Amidst all the troubles facing American foreign policymakers today -- from the international financial crisis to growing threats from terrorism and failed states -- add the continued decline of American journalism. The economic downturn in the fortunes of traditional U.S. networks and newspapers has slowly eroded coverage of global hot-spots. Recent reports on the The New York Times' financial woes coupled with news that National Public Radio, faced with a sharp decline in revenue, will cut back its programming and institute the first organization-wide layoffs in 25 years, are the latest examples of how America's best and brightest news organizations are facing tough times as they compete for coverage with web-based news services, blogs, cable television and internet reporting.
And this is just the tip of the iceberg:
According to the Pew Research Center's recent study of American journalism, coverage of international events is declining more than any other subject. In the study of 2007, 64% of participating newspaper editors said their papers had reduced the space for international news. "In a strict sense, the American media did not in 2007 cover the world," says the Pew report. Beyond Iraq, only two countries received notable coverage last year -- Iran and Pakistan.
It is easy to understand why news junkies who like foreign affairs would be rattled by these downturns. But why should a national security policymaker worry about such trends?
Firstly, without public understanding, knowledge and, ultimately, support of foreign affairs, it is impossible to build a consensus for action.
Take the case of Darfur. In recent times, we have seen an upsurge in interest and activism at the grassroots level in the United States, galvanized by the crisis in Darfur, and driven, in part, by horrific video and stories of rape, pillaging and death. The grassroots activism has brought together a remarkably wide and diverse alliance of citizen groups -- left and right, religious and secular, urban and rural, young and old, from all races and backgrounds -- coming together in the shared belief that we as Americans can do more to halt needless massacres of innocents. And that pressure is then placed on Congress and the Executive Branch to take assertive action. Public pressure generates political will. But if the journalists are not there to report, will the public know what is happening around the world?
Secondly, government policymakers rely on in-depth, high-quality investigative news reporting as a vital source of objective information to add to their own internal reporting and analysis. Reporters often have access and sources that the government does not. Well-trained, professional journalists that live and report overseas have a cultural understanding of the societies they cover -- a vital perspective for readers, including policymakers.
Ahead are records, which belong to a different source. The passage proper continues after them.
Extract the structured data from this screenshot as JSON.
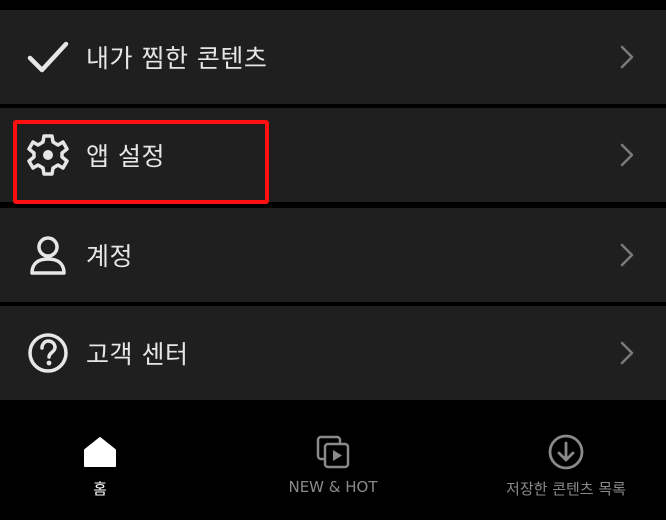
{
  "menu": {
    "items": [
      {
        "label": "내가 찜한 콘텐츠",
        "icon": "checkmark-icon"
      },
      {
        "label": "앱 설정",
        "icon": "gear-icon"
      },
      {
        "label": "계정",
        "icon": "user-icon"
      },
      {
        "label": "고객 센터",
        "icon": "help-icon"
      }
    ]
  },
  "tabbar": {
    "tabs": [
      {
        "label": "홈",
        "icon": "home-icon",
        "active": true
      },
      {
        "label": "NEW & HOT",
        "icon": "new-hot-icon",
        "active": false
      },
      {
        "label": "저장한 콘텐츠 목록",
        "icon": "download-icon",
        "active": false
      }
    ]
  },
  "colors": {
    "row_background": "#1f1f1f",
    "background": "#000000",
    "highlight": "#ff1010",
    "text": "#e6e6e6",
    "inactive_tab": "#8a8a8a"
  }
}
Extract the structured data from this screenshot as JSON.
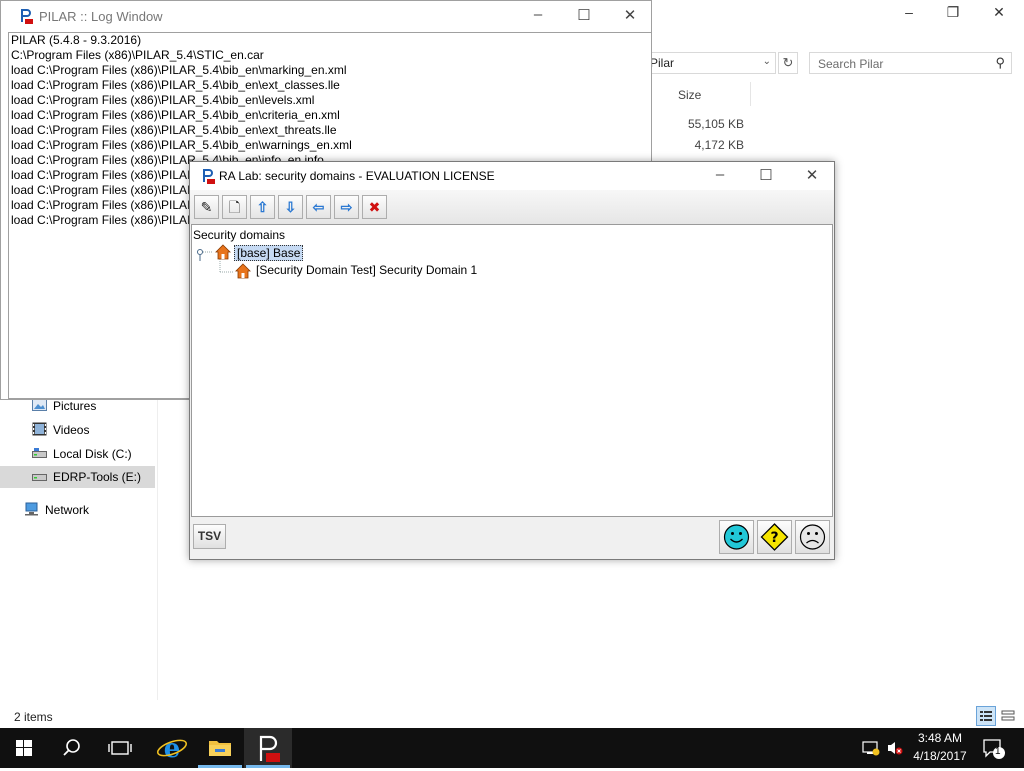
{
  "explorer": {
    "path_text": "Pilar",
    "search_placeholder": "Search Pilar",
    "column_size": "Size",
    "sizes": [
      "55,105 KB",
      "4,172 KB"
    ],
    "nav_items": [
      {
        "label": "Pictures"
      },
      {
        "label": "Videos"
      },
      {
        "label": "Local Disk (C:)"
      },
      {
        "label": "EDRP-Tools (E:)"
      },
      {
        "label": "Network"
      }
    ],
    "status": "2 items"
  },
  "log_window": {
    "title": "PILAR :: Log Window",
    "lines": [
      "PILAR (5.4.8 - 9.3.2016)",
      "C:\\Program Files (x86)\\PILAR_5.4\\STIC_en.car",
      "load C:\\Program Files (x86)\\PILAR_5.4\\bib_en\\marking_en.xml",
      "load C:\\Program Files (x86)\\PILAR_5.4\\bib_en\\ext_classes.lle",
      "load C:\\Program Files (x86)\\PILAR_5.4\\bib_en\\levels.xml",
      "load C:\\Program Files (x86)\\PILAR_5.4\\bib_en\\criteria_en.xml",
      "load C:\\Program Files (x86)\\PILAR_5.4\\bib_en\\ext_threats.lle",
      "load C:\\Program Files (x86)\\PILAR_5.4\\bib_en\\warnings_en.xml",
      "load C:\\Program Files (x86)\\PILAR_5.4\\bib_en\\info_en.info",
      "load C:\\Program Files (x86)\\PILAI",
      "load C:\\Program Files (x86)\\PILAI",
      "load C:\\Program Files (x86)\\PILAI",
      "load C:\\Program Files (x86)\\PILAI"
    ]
  },
  "ra_lab": {
    "title": "RA Lab: security domains - EVALUATION LICENSE",
    "toolbar": [
      {
        "icon": "edit-icon",
        "glyph": "✎"
      },
      {
        "icon": "new-document-icon",
        "glyph": "🗋"
      },
      {
        "icon": "arrow-up-icon",
        "glyph": "⇧"
      },
      {
        "icon": "arrow-down-icon",
        "glyph": "⇩"
      },
      {
        "icon": "arrow-left-icon",
        "glyph": "⇦"
      },
      {
        "icon": "arrow-right-icon",
        "glyph": "⇨"
      },
      {
        "icon": "delete-icon",
        "glyph": "✖"
      }
    ],
    "tree_root": "Security domains",
    "node_base": "[base] Base",
    "node_child": "[Security Domain Test] Security Domain 1",
    "tsv_label": "TSV"
  },
  "taskbar": {
    "time": "3:48 AM",
    "date": "4/18/2017",
    "notification_count": "1"
  },
  "colors": {
    "taskbar": "#101010",
    "selection": "#c6daf3",
    "house": "#e8741c",
    "arrow_blue": "#2a78d2",
    "delete_red": "#d01010"
  }
}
Good journalists also provide context. It is one thing to get streaming video of people running from hotels in Mumbai. It is another to have serious reporting about the sources of terrorism and its regional implications.
Lastly, as we see the proliferation of actors in the age of globalization -- from corporations to non-governmental organizations, to ordinary citizens, we need neutral, unbiased, reporting to make sense of an increasingly complex world with many players on the international scene. Which is not to denigrate the role of non-journalists. Non-governmental organizations such as Amnesty International, Human Rights Watch, International Crisis Group, and Physicians for Social Responsibility -- are often the first ones on the ground in a conflict zone, providing critical services and information from remote areas where the media is not based. More and more these organizations are providing the only real-time reports and bulletins. But these organizations also have their own activist agendas and we should not confuse them with reporters.
The irony, of course, is that never in our history have we needed good overseas reporting more than now. President-elect Obama enters the world stage with a sense of hunger for new U.S. leadership around the world. America has a chance to re-introduce itself after eight years of disengagement and fixation on Iraq. Expectations and hopes are high that other countries and cultures will get attention now. We cannot afford to squander the opportunity to hear the stories of those who live outside our borders and have them understand our story.
Let's hope that a period of American interest and engagement in the world is matched by a vibrant and robust professional media, and that we don't have to bail out our networks and newspapers. That would be a truly bad news story.
Tara Sonenshine is former Editorial Producer of ABC NEWS Nightline, former Contributing Editor at Newsweek Magazine and worked on The National Security Council under President Clinton.